За своими я отправилась накануне отъезда. Жили они на Мойке, напротив Новой Голландии. Николай Павлович очень волновался по этому поводу, но сам он был не в состоянии совершить и более короткий путь. Меня снабдили в театре легкими саночками, чуть побольше детских, и я отважно зашагала мимо Апраксина рынка и вдоль Садовой. Шла не спеша, часто присаживаясь на санки для экономии сил. На Театральной площади мне показалось, что мимо моего уха что-то просвистело… Потом еще и еще. Вижу, немногочисленные прохожие встали на четвереньки и поползли к Консерватории. Я ничего не могла понять. Грохот артиллерийского обстрела был мне хорошо знаком. А тут тишину нарушало только странное посвистыванье. Поддавшись общему движению, я тоже, только во весь рост, пошла к Консерватории. Почти уже у самого подъезда какой-то человек закричал мне: «Ложись! Рехнулась, что ли? От шрапнели подохнуть хочешь!» И в эту минуту по радио объявили тревогу.
В вестибюле Консерватории просидела довольно долго. Придя туда засветло, вышла на улицу в густые сумерки. В декабре в Ленинграде солнце садится рано. Добираться до Мойки пришлось в темноте. Я очень надеялась, что выйдет луна, день был ясный. В кромешном мраке затемненного города сумею ли я доставить своих старичков на место?
Поднявшись ощупью во второй этаж — здесь-то с детства знакома каждая ступенька, — постучала в дверь. Меня ждали. Упакованные вещи стояли в передней. На человека полагалось двадцать килограммов. Немного. Но большего мы дотащить бы и не сумели. Перед отъездом решили выпить чаю.
В комнате у дедушки, на петровском столике (он был страстным любителем старины), стояли три больших хрустальных бокала, освещенных маленькой самодельной коптилкой. Опыт двадцатых годов пригодился. Мама налила в бокалы горячий чай.
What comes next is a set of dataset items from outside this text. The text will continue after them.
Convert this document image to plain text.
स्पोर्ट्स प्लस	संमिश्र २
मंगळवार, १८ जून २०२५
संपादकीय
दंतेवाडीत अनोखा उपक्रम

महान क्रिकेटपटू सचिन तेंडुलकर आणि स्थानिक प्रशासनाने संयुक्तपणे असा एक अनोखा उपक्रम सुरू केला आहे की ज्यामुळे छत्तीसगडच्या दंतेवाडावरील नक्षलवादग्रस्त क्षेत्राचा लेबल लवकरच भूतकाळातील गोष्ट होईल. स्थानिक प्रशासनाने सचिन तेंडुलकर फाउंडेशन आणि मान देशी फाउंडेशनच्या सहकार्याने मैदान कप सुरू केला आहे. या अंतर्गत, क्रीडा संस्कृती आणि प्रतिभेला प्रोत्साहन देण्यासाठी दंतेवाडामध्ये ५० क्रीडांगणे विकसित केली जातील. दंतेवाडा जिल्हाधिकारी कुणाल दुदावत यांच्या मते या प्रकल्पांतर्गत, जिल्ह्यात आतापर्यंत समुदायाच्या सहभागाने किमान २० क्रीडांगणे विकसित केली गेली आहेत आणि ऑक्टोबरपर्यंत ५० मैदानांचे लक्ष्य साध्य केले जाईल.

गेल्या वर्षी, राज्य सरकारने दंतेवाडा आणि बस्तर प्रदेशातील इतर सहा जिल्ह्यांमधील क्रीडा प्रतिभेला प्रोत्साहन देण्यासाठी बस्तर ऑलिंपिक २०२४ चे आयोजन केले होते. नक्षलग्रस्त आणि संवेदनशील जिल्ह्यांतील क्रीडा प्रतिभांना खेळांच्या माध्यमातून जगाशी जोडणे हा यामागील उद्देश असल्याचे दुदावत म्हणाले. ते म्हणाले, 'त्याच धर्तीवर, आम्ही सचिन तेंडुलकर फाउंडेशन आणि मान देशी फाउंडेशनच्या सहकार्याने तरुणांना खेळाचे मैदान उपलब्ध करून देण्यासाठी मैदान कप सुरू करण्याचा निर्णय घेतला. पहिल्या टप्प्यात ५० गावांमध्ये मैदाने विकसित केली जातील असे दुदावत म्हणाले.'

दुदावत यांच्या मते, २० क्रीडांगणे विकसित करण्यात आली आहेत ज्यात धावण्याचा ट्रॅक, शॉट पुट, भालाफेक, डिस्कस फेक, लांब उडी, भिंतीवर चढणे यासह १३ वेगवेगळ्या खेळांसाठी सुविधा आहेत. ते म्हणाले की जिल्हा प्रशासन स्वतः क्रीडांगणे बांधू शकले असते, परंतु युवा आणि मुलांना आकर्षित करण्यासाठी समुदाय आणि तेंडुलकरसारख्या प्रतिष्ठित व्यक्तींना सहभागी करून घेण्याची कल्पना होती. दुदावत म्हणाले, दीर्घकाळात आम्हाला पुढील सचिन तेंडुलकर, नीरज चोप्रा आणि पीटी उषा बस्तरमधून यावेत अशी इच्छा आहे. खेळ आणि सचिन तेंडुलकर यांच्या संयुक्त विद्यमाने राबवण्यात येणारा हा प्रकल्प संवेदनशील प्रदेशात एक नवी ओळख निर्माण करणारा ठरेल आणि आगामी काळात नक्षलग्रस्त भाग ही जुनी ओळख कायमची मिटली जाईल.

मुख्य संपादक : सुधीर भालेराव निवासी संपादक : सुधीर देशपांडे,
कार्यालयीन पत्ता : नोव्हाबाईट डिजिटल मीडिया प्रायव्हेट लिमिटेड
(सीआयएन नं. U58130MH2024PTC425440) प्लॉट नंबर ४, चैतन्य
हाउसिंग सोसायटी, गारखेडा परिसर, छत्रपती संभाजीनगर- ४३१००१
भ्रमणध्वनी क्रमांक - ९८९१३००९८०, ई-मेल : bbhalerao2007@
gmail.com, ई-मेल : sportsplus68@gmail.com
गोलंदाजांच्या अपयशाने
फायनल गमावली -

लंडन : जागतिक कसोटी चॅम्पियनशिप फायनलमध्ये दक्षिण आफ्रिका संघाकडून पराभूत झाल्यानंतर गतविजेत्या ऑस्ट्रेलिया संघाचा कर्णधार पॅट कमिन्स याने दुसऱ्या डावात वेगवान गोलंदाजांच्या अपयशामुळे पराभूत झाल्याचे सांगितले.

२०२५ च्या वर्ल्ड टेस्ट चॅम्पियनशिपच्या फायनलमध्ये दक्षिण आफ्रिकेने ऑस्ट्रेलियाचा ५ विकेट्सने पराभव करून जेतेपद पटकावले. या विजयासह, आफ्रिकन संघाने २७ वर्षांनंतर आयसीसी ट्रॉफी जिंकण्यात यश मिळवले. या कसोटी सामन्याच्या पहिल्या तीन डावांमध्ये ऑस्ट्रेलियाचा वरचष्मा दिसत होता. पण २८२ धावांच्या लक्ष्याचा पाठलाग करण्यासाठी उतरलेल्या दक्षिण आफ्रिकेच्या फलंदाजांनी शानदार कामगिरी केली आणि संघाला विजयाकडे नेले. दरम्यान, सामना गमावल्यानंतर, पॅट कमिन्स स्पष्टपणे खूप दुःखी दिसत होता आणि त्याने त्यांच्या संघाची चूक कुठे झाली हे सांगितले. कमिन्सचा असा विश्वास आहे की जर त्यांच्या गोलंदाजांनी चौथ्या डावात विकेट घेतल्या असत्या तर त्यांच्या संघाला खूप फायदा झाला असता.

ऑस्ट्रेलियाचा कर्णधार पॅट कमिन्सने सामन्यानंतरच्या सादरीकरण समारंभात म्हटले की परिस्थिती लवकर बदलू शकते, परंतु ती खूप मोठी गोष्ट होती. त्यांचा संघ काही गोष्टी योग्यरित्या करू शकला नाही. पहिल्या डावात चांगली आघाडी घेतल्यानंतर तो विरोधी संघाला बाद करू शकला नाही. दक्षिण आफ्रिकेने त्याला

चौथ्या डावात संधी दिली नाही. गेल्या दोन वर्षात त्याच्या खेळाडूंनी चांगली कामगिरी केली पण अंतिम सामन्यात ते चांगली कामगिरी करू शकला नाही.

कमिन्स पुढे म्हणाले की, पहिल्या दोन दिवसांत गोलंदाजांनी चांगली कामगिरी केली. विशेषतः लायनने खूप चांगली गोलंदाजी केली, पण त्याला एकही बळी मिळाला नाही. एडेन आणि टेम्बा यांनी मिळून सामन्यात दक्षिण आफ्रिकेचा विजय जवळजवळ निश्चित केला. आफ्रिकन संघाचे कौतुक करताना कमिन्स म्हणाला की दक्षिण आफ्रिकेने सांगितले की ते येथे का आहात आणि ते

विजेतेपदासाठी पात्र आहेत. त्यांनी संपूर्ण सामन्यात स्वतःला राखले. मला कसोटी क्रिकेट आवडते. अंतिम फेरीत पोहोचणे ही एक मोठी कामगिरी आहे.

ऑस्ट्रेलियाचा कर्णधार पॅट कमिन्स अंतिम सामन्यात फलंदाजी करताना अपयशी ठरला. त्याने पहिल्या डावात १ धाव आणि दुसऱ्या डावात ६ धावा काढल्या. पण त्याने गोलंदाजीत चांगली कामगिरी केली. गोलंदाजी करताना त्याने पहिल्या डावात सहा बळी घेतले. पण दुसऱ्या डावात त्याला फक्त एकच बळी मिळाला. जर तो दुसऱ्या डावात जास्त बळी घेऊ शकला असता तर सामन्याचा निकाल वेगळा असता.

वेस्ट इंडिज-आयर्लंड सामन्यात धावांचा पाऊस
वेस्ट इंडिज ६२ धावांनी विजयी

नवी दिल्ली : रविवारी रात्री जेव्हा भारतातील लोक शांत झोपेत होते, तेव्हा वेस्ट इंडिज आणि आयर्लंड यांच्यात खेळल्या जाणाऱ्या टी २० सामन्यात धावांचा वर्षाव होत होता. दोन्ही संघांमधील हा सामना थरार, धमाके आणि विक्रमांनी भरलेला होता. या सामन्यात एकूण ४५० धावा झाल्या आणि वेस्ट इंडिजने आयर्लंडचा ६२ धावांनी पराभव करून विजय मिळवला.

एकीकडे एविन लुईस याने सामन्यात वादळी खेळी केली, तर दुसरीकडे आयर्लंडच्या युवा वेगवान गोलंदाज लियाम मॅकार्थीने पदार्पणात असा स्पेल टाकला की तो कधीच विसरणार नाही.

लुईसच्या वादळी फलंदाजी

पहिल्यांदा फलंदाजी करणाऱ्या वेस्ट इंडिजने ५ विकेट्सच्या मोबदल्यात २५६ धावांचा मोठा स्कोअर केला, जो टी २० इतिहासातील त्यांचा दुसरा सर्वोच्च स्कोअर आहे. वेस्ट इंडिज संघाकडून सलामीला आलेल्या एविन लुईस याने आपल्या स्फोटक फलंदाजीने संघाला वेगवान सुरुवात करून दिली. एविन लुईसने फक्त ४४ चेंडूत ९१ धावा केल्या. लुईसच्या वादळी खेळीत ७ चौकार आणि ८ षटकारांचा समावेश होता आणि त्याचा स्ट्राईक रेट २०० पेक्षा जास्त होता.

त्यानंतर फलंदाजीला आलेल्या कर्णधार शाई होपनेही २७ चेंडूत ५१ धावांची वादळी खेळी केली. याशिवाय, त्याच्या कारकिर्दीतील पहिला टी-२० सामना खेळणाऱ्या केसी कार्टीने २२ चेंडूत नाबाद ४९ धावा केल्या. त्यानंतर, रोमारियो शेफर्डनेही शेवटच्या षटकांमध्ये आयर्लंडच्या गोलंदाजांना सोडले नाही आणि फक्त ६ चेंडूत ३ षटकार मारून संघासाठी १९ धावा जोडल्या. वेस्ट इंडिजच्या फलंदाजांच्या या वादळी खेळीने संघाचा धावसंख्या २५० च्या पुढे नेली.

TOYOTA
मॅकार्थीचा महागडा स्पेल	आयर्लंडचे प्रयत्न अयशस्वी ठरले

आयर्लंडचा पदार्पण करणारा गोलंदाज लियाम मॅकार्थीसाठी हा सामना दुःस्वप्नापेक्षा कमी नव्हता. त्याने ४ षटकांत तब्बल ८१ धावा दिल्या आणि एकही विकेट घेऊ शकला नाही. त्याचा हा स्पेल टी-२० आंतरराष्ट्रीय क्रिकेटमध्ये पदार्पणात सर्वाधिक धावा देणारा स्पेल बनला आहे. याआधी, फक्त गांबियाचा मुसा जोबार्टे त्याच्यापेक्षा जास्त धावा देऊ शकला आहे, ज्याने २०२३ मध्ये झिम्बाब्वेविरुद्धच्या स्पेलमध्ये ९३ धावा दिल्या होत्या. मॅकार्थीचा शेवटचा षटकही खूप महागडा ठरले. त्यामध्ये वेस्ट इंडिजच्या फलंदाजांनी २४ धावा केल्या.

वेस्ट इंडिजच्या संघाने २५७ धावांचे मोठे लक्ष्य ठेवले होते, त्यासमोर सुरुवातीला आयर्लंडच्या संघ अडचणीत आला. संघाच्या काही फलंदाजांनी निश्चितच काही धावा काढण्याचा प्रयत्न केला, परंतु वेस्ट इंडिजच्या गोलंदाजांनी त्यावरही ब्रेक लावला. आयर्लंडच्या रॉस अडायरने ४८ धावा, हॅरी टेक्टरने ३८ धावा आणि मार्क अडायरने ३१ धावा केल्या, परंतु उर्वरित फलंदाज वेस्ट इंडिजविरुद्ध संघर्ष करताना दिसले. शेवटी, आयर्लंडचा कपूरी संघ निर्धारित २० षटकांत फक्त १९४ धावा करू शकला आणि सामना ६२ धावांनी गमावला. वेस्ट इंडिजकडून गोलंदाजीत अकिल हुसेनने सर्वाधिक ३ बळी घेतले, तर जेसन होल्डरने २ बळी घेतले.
Собственно, это был не чай, а настой какой-то травы, то ли мяты, а может быть, даже просто шалфея. Почему они пили из бокалов? Побилась ли другая посуда, или хотелось на прощанье подержать в руках эти изящные сосуды? Атмосфера того вечера перенесла меня в детство. Эта самая комната, и дедушка в валенках, в теплой куртке, в шерстяной вязаной шапке, и еле заметный огонек коптилки, и мама, разливающая нечто горячее, что тогда он непочтительно называл веником, — все, как более двадцати лет назад. И глухие удары орудий за занавешенным окном… Только тогда Юденич, теперь — Гитлер.
Остаться ночевать нельзя, Николай Павлович будет беспокоиться. Маму усадили в сани, приладили чемоданчики, и поплелись мы с дедушкой по снежной набережной Мойки. Луна светила тускло сквозь морозную дымку, но все-таки светила.